Last Updated on Wednesday, 7 December 2016, 18:07 by Denis Chabrol
Government will be accommodating women working in the mining districts in hotels instead of the shanty structures known as ‘kaimoos’, Junior Minister of Natural Resources Simona Broomes announced on Wednesday.
“The word ‘kaimoo’ will be a word of the past. We inherited a government who had women in kaimoo. Let me put you on notice. We will have them in hotels,” she told the National Assembly during the 2017 National Budget debate.
Broomes is the founder of the Guyana Women Miners Organisation (GWMO) which has been at the forefront in the fight against trafficking of mainly girls and women.
Kaimoos- usually long range structures made from wood, zinc and sometimes tarpaulin- are more often used by commercial sex workers in mining areas to offer their services to miners.
Junior Natural Resources Minister was at the time reaction to heckling about the kaimoos by People’s Progressive Party Civic (PPP) parliamentarian, Nigel Dharamlall.

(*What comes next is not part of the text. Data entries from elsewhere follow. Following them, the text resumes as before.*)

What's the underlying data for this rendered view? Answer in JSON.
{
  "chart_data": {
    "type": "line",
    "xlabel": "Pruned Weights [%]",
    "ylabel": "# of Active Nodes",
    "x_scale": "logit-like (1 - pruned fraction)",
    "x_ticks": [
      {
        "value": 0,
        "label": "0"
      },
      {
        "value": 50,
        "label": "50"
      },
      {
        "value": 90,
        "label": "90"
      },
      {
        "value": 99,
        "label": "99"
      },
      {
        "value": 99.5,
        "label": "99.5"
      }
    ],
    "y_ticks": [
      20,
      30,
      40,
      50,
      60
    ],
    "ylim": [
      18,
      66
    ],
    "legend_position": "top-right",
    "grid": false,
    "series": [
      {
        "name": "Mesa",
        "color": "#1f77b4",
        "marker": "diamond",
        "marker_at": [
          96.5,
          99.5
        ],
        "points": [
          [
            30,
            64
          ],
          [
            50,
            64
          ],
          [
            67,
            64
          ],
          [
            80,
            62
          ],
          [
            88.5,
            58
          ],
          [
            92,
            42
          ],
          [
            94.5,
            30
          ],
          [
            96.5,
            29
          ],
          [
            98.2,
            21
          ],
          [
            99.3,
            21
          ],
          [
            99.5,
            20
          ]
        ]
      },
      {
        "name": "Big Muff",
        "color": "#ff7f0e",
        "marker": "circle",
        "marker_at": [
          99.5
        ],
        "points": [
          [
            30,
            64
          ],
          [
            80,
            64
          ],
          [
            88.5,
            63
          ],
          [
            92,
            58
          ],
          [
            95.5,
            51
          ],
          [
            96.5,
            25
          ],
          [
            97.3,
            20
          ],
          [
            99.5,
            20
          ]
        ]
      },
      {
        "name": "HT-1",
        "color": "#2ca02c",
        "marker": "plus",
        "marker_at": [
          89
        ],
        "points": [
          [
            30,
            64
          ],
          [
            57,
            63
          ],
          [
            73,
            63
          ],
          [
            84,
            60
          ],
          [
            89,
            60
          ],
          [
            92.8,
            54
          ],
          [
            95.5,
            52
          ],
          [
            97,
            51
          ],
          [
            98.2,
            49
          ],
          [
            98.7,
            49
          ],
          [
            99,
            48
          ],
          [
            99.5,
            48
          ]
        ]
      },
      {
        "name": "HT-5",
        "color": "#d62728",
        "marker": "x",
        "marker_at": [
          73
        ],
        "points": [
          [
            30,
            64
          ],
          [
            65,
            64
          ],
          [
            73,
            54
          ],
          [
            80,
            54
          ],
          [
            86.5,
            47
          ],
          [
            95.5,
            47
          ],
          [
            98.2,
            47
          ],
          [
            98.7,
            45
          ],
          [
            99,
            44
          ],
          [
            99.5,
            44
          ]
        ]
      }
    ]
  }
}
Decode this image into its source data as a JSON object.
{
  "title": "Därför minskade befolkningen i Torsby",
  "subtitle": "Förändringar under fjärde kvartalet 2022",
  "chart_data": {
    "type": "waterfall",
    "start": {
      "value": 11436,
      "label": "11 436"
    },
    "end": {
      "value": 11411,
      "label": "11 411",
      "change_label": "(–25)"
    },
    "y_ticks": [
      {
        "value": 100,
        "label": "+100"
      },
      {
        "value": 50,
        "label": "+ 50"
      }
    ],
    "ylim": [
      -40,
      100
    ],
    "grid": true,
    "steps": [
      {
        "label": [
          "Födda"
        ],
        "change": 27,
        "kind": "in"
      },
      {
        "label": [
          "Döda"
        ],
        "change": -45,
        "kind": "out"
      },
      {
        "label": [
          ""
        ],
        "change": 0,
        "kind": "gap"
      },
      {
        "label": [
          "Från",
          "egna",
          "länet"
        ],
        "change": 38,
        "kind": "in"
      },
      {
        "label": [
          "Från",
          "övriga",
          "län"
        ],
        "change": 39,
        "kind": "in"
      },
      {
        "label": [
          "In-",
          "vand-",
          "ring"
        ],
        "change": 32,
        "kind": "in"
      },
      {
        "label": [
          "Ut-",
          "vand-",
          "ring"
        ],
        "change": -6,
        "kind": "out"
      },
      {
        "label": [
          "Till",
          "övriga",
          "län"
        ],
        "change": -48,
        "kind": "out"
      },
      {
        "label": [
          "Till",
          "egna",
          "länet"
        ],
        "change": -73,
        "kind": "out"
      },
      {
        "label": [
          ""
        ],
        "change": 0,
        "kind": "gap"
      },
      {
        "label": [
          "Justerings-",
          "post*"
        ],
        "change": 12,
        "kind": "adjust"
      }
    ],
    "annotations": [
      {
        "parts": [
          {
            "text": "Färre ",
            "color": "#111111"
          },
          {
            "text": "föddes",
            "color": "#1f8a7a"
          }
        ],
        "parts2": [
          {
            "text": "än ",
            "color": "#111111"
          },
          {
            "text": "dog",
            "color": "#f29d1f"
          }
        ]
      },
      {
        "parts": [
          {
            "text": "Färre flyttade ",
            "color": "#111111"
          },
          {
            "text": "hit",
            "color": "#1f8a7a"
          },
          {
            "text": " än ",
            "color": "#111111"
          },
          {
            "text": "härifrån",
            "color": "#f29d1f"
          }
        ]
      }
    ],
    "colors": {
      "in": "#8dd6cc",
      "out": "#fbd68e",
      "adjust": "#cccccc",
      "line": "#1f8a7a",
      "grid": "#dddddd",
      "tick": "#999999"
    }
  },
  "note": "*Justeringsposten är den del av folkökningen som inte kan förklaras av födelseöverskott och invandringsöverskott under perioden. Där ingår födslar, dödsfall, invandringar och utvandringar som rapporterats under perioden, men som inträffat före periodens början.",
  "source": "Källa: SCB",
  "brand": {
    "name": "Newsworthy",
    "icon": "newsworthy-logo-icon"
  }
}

Dharamlall later told Demerara Waves Online News that the “pleasure houses” should be dismantled as part of efforts to sanitize the mining sector. “It’s an area of concern if you want to build a cleaner mining sector and in the hinterland I think that is something that we need to address as an area of significant area of concern for Amerindians and all of us as politicians,” Dharamlall, a former Permanent Secretary of the Ministry of Amerindian Affairs, told Demerara Waves Online News.
He hoped that Broomes’ announcement that the kaimoos would be replaced with hotels was in jest and not a policy position of the government.